Administratorka zacmokała kilka razy, założyła nerwowo kosmyk włosów za ucho i zastukała paznokciami o blat biurka. Coś było nie tak. Ewidentnie! Przygryzła delikatnie dolną wargę i dopiero po chwili rzuciła się na telefon.
- Mariet? – mruknęła niepewnie do słuchawki. Sekretarka zaszczebiotała wesoło po drugiej stronie. – Tak, tak… - jęknęła znudzona. – Połącz mnie z Newark! – zarządziła, po raz kolejny stukając paznokciami w biurko. – Dzień dobry! Nazywam się Lisa House! – Skrzywiła się z niesmakiem, choć musiała przyznać, że takie połączenie brzmiało całkiem nieźle. – Chciałam przebukować bilety z poniedziałku… Yyy… - jęknęła, mrużąc oczy. – Numer lotu? Zapomniałam – westchnęła z udawanym przejęciem. – Lot do Michigan o dziewiątej. – Rozglądnęła się wokoło ze znudzeniem i zniecierpliwieniem, wsłuchując się w odgłos klawiszy komputera po drugiej stronie słuchawki. – Nie ma takiej rezerwacji? – Sapnęła ze zdziwieniem i przewracając oczami, pogratulowała sobie zdolności aktorskich. – A na Gregory House? Tak, mąż – mruknęła, chrząkając cicho. – Też nie? Hm… W takim razie dziękuję – rzuciła szybko, odkładając słuchawkę. Wpatrując się w telefon, uśmiechnęła się delikatnie. Zapowiadał się więc miły i spokojny tydzień z daleka od wkurzającego diagnosty.

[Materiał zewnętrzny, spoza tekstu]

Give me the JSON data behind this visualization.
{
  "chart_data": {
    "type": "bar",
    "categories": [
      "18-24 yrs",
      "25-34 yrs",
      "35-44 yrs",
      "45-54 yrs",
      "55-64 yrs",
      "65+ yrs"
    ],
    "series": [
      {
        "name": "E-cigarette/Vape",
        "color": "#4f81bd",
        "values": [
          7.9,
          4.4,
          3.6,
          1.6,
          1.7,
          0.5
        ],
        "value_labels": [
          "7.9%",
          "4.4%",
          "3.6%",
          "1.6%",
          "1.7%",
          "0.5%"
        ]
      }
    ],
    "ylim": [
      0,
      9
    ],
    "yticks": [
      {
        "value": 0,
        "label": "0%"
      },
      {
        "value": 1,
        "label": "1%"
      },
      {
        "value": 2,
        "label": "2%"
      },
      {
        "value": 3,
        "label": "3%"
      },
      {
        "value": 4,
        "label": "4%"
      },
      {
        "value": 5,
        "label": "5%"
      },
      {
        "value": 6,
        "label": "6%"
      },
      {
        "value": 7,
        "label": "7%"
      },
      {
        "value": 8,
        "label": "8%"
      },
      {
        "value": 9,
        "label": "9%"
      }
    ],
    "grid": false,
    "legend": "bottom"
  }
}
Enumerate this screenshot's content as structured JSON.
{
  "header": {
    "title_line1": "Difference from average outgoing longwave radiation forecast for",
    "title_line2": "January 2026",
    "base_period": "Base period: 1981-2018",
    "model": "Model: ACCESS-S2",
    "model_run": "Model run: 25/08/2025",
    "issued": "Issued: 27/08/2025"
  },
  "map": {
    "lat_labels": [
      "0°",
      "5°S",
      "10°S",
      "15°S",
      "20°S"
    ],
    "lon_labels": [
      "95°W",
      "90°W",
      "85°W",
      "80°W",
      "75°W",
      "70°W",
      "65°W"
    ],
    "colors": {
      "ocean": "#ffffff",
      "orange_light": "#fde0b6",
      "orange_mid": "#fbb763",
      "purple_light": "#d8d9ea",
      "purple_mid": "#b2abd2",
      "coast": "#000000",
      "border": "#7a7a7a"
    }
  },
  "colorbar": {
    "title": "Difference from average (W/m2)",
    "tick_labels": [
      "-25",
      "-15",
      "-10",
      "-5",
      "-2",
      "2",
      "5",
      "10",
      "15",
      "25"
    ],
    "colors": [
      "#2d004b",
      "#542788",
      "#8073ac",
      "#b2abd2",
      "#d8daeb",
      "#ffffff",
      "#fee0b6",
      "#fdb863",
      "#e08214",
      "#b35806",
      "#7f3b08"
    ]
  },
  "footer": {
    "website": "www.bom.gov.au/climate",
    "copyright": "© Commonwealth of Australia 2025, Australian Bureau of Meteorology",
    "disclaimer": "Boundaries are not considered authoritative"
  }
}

- Zarezerwowałem ci bilet!
Gregory House podniósł wzrok znad monitora komputera.
- Do piekła? Dzięki, sam sobie już taki załatwiłem – mruknął, z powrotem przenosząc wzrok na urządzenie.
- Nie – rzucił Wilson, siadając na fotelu. – Do Michigan, w poniedziałek o ósmej z JFK!
- Dlaczego akurat JFK, a nie Newark? – spytał podejrzliwie.
- Bo z Newark już tydzień temu wszystko było zajęte – wyjaśnił, uśmiechając się delikatnie. – Mogłem cię, oczywiście, wysłać jako bagaż albo zwierze, ale postanowiłem się zlitować.
- Mówiłem ci już, że nie cierpię, gdy próbujesz być zabawny?
- Setki razy – westchnął znudzony. – A problem tkwi w tym, że najbardziej wkurza cię to, że nie próbuję, a jestem!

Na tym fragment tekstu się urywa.